The most recent example of this lobbying in action has taken place over the ban of three neonicotinoid pesticides that were found to be poisonous to bees in 2013. 44% of requests for extreme pest control derogations regarding this material were filed solely by pesticides manufacturers, trade associations or seed producers, and only 14% were filed by those with no industry involvement. Two of the world’s largest pesticides manufacturers, Syngenta and Bayer, are also currently suing the EU in a bid to overturn the ban which was based on substantial evidence linking neonicotinoids to huge bee declines.
PAN UK policy officer Nick Mole is part of the global network fighting pesticide usage. He explains, "Pesticide producers spend millions annually on lobbying governments worldwide to maintain the status quo, presenting knowingly false, pseudo-scientific information that gives a misleading picture of pesticides' benefits. [The industry] knows its own products are useless at dealing with insects and weeds that genuinely do blight agricultural production, and provide no yield benefit — but markets remain flooded with them, because they generate vast profits for the firms involved.”

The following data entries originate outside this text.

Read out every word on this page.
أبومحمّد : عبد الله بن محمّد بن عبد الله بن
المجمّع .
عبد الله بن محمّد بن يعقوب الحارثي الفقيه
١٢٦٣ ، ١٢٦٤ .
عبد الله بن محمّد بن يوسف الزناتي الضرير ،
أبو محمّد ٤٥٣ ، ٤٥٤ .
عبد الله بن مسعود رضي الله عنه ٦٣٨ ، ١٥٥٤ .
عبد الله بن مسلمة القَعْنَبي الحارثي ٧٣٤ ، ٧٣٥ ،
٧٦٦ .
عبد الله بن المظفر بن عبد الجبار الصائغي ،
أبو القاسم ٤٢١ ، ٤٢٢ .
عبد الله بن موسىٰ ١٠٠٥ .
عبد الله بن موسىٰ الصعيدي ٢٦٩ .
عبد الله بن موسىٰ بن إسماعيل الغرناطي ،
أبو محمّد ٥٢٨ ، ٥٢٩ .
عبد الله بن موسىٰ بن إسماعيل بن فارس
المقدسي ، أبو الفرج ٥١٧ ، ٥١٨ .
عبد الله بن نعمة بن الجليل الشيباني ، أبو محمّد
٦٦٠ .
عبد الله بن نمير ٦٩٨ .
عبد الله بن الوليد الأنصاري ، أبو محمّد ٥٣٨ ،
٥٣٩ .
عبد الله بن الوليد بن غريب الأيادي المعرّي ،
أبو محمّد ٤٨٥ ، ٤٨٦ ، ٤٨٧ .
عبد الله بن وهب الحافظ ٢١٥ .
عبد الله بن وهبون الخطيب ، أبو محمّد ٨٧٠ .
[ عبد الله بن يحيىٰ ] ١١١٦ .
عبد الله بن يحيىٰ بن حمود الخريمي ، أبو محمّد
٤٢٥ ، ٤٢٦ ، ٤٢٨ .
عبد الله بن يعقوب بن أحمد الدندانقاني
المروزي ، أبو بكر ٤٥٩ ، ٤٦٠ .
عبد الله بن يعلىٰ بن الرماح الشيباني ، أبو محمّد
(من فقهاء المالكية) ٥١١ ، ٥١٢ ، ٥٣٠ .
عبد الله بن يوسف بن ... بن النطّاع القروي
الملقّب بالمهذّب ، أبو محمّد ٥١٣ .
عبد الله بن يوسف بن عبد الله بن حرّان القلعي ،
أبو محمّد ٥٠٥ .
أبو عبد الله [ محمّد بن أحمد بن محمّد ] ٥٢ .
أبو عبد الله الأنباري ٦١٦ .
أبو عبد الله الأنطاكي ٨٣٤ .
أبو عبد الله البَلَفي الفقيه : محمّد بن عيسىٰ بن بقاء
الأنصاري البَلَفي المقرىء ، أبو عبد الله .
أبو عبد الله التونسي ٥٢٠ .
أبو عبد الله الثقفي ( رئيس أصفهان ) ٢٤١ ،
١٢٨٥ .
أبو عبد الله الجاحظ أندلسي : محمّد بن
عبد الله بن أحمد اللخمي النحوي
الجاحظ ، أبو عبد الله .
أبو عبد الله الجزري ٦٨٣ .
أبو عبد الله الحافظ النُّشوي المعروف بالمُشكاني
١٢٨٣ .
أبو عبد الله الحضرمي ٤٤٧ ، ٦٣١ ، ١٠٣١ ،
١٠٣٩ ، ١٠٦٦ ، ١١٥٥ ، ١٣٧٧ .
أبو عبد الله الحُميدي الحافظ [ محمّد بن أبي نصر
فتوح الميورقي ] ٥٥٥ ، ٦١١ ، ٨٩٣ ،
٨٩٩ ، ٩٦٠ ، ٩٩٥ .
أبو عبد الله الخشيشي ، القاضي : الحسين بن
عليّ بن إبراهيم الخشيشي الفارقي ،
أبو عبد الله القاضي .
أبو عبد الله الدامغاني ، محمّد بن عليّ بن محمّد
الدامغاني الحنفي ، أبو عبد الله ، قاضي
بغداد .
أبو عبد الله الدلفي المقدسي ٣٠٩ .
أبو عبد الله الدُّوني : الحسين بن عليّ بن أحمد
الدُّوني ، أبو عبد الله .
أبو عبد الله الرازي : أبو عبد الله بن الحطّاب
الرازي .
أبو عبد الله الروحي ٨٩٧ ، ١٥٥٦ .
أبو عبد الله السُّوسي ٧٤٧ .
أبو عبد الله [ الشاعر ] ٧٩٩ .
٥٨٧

Campaigners like PAN believe that people power is the only way to implement lasting change, and a slow but gradually increasing change in public opinion gives them hope for the future. In recent years, growing awareness of the dangers of and alternatives to pesticides are giving citizens and governments the confidence to question what the industry is telling us. Bans are operating in places like Paris, Copenhagen and Lyon and the EU is under increased pressure to prohibit proven toxic herbicides like glyphosate. Some countries like France are even taking the decision to ban private use of pesticides by 2019.
As campaigners, governments and most importantly, the public, challenge our reliance on these pesticides, the crux of the matter is becoming clear: what are the motives of those so intent on telling us these materials are essential?